Targeting Reluctant Readers

With the renewed push on reading for pleasure in schools, come many exciting opportunities for enthusing our students about books. But what do we do with those really reluctant readers? You know- those ones who try to get away with only reading the Guinness Book of Records or with flipping through the first three paragraph of any novel you place in their hands. Unfortunately there is no easy answer but one thing that definitely seems to have an impact is creating Reading Role Models in the school.

I have seen this working in a variety of ways in several different schools. A ‘Get Caught Reading’ competition for staff and student, with a prominent display of photos showing everyone reading in unusual places, can help to raise the profile of reading. It is important to get staff involved in this too, to model to students that this is not an activity just forced onto students by teachers but something that we all do and enjoy. I also know of a school who enlisted staff to visit form groups and speak about their favourite books and reading habits. Choosing the right staff (not English teachers) is imperative. Getting popular, usually male, teachers on board can open the eyes of the most reluctant reader to the idea of reading as an ‘acceptable’ pastime.

Enlisting older students can also have a really positive impact.
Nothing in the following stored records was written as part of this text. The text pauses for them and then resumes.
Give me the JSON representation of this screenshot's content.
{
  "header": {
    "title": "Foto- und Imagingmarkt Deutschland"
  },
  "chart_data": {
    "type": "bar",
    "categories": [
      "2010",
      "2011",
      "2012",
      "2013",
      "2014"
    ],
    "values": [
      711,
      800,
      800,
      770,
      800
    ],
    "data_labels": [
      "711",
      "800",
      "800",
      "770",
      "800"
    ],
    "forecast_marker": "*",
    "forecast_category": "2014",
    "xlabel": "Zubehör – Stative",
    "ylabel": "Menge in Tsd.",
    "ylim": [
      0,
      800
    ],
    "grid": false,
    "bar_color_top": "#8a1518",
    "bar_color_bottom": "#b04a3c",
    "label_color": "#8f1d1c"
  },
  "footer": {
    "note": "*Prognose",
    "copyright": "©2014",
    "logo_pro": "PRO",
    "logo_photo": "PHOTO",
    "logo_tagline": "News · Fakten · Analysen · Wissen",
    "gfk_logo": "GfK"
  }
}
At my school, we have recently started a paired reading programme, in which sixth form students read for ten minutes a week with some of our unwilling readers in years 7 and 8. Their job is to help build their mentees confidence in reading aloud but also to take an interest in their reading by discussing their reading habits and recommending books. Already we have had some very positive feedback about this programme from students, parents and form tutors who are pleased to see the positive influence the sixth form mentors can have on these students and their feelings about reading.

We all know that getting our disinclined readers to read is going to continue to be an uphill struggle. However, if we model our enjoyment of reading as a whole school, then we can help to create a culture in which it becomes the norm for our students rather than an activity for the few.